In the days of yore, when mainframes ruled the Earth And so we come full circle: “IBM accused of abusing position in European mainframe market”.

Out of the limelight, IBM has spent significant time and money lobbying various governments to hobble competitors in the last fifteen years, all the while maintaining the biggest monopoly in technology with the mainframe.  Now the antitrust spotlight returns to them, amid accusations that IBM is doing exactly what got them into trouble decades ago (refusing to unbundle their software from their hardware).

IBM is very good at milking the mainframe installed base and defend it aggressively.  And for good reason: I have seen numbers that suggest the mainframe is still close to half of IBM’s profits when you include hardware, software and surrounding (people) services.  Forced forklift upgrades every couple of years are a favored strategy.

They’re also always on the lookout for ways to get new workloads onto the mainframe.  Nary a new buzzword appears without some cockamamie story about how the mainframe is the right place for the latest trend, though they never quite pan out. 

While supporting a legacy installed base is both necessary and even noble, the biggest problem is the mainframe has truly been the land that Moore’s Law forgot.  The computer industry’s inexorable engine of improvement has been suspended on the mainframe in the absence of competition to pressure IBM to pass the almost unavoidable cost savings onto customers (IBM: feel free to prove me wrong and start publishing industry standard benchmarks, particularly transaction benchmarks).

But as much as I welcome scrutiny of IBM’s business practices, the whole cycle of antitrust action is depressing, akin to the endless cycle of violence in the Middle East.  Microsoft naively once thought they could just go about their business (as IBM no doubt did as well decades before), but they faced competitors with better lobbying chops than software chops.  So Microsoft spent and spent to build up its own defensive lobbying capacity, yet could not resist using it offensively when the opportunity presented itself.  And so Google, after being jerked around on DoubleClick and their Yahoo search deal, is looking for payback and building a lobbying force that they too will need to keep busy

Perhaps just coincidently, there is new EU action against Microsoft over Internet Explorer.  I suspect Opera is not the only complainant here.  It is amusing to see the EU arguing that ongoing IE’s market share losses are smaller than anyone else reckons (suggestion for Dean and crew: let the EU provide your scorecard metrics for the next review period).

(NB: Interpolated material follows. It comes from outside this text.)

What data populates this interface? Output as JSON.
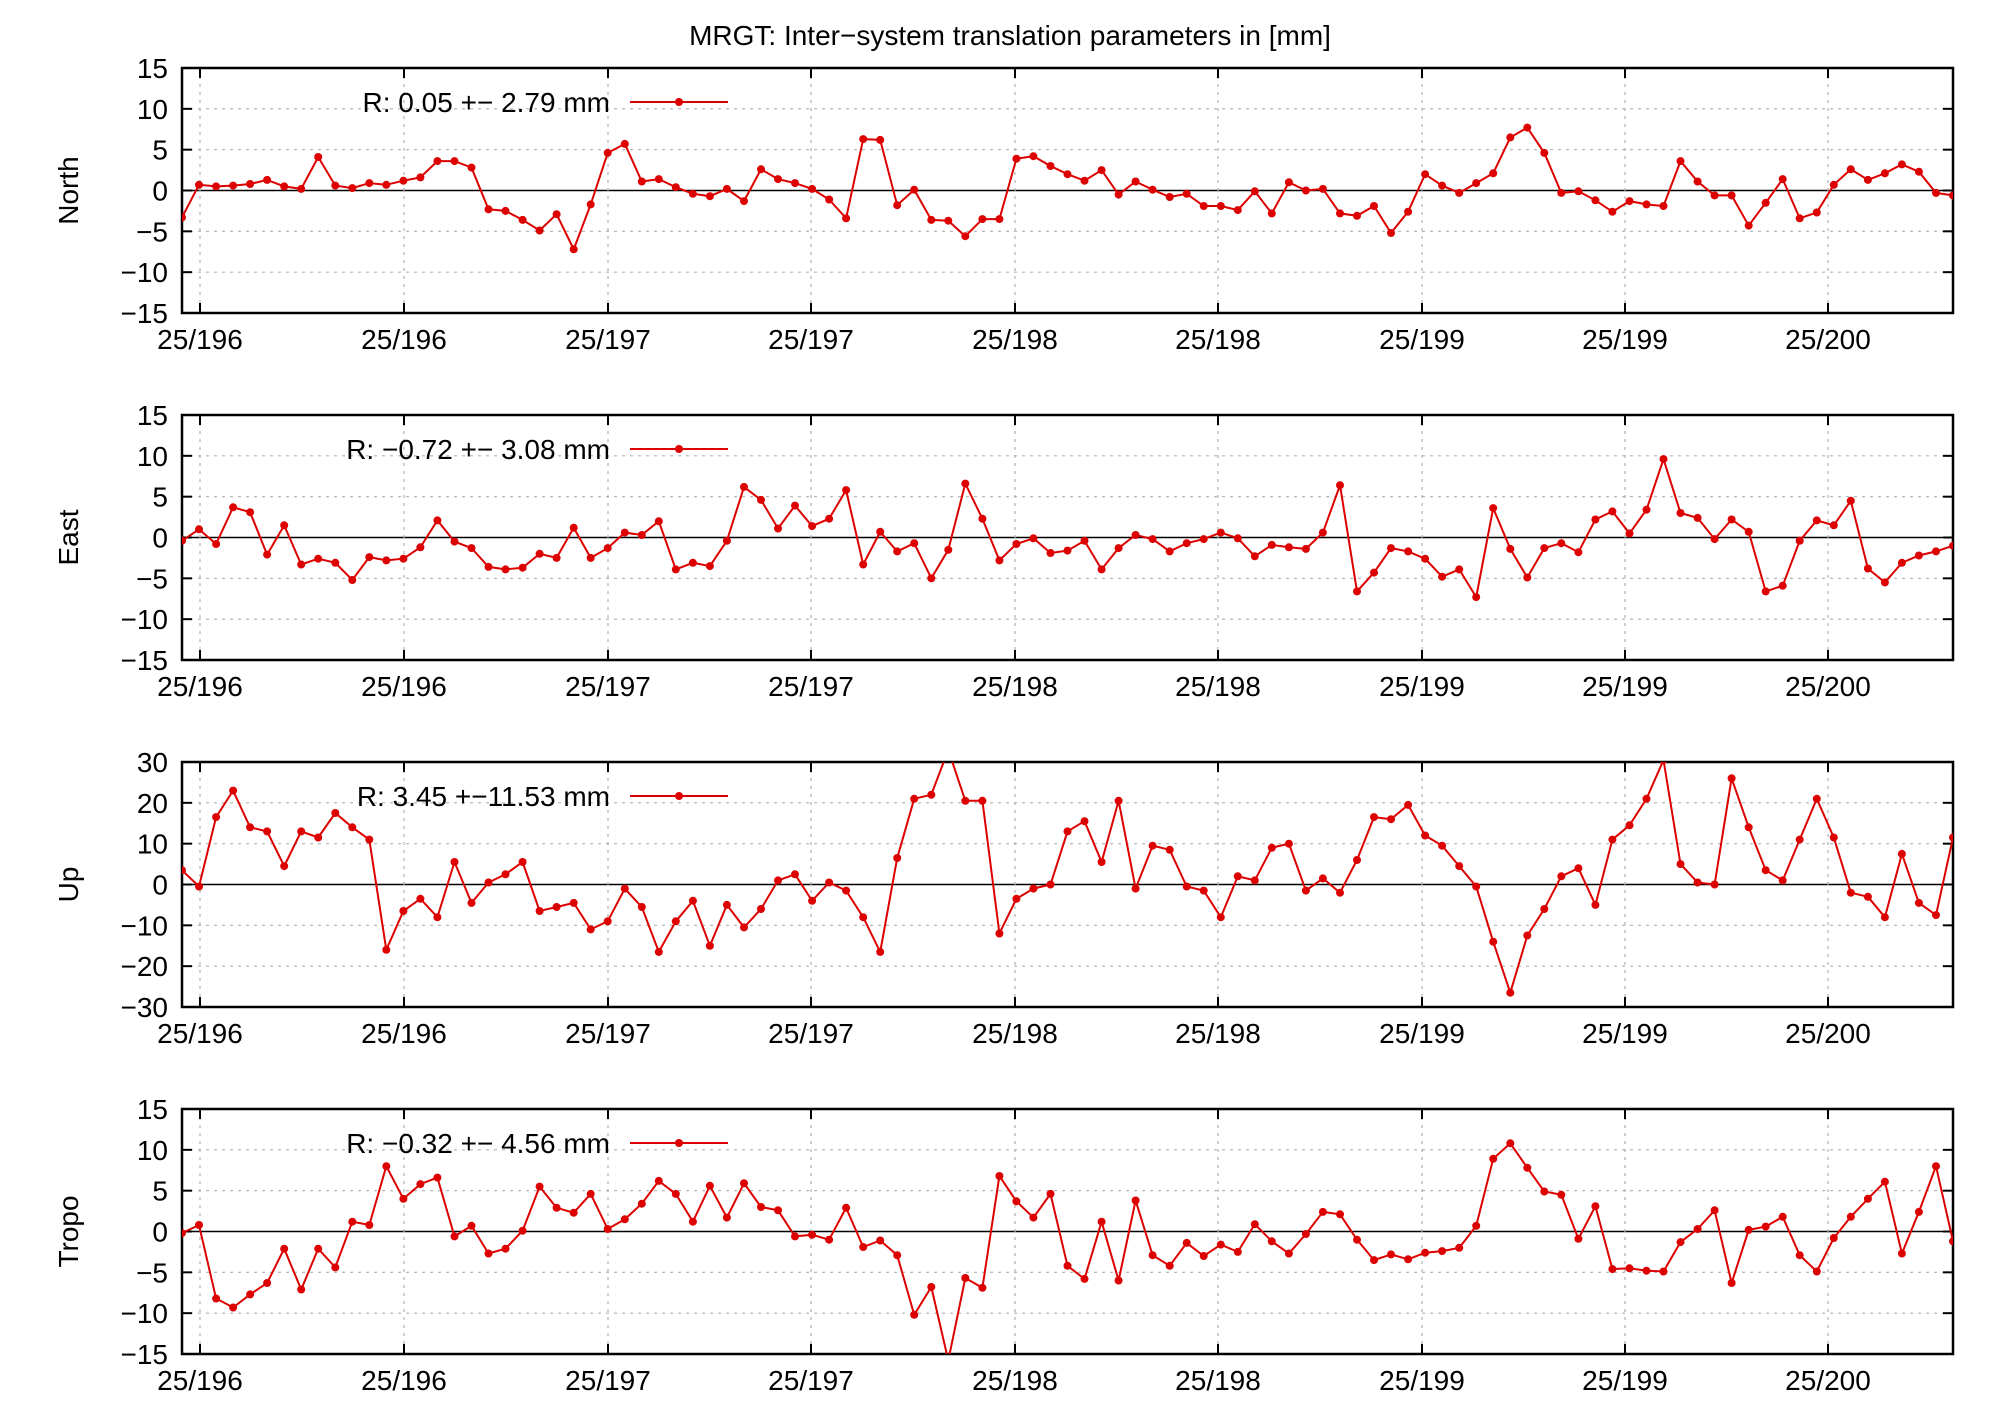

But pesky facts don’t matter so much in this case.  The EU is the most depressing aspect of the generally depressing antitrust topic.  While US antitrust policy is about protecting the consumer, the EU policy protects competitors, which of course makes them the first stop for any competitor looking for a leg up.

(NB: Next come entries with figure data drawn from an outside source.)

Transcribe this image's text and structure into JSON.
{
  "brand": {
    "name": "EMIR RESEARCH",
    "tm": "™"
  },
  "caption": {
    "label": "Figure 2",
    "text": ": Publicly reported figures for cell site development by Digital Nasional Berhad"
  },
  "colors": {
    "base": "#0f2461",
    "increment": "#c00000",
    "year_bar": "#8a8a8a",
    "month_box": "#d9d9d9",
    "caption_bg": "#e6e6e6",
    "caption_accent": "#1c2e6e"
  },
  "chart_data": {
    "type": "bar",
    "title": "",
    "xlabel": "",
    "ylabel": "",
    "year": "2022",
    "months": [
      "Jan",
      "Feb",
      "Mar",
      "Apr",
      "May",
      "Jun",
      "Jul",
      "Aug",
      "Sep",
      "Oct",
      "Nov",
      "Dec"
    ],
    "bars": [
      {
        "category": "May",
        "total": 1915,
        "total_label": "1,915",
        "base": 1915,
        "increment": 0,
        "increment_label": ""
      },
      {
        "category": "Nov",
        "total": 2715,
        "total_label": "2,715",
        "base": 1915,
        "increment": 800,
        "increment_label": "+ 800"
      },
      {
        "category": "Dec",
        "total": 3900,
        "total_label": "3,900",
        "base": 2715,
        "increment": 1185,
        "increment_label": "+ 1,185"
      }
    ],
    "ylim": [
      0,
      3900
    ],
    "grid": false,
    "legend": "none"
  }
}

I suspect this latest action is the EU’s opening salvo for negotiations around Windows 7.  It has become a tradition for regulators to hold new versions of Windows hostage to their software design ambitions.

To return to our original topic, the obvious solution is IBM should just open source its mainframe software.  The bundling complaint goes away.  Mainframe software and competition probably improve.  IBM demonstrates their open source commitment extends to their own businesses and not just other people’s businesses.  And the EU regulators are happy and can focus all their attention on Windows 7 (as a counter, Microsoft should fess up and let the world know that Vista was actually designed by EU bureaucrats in Brussels).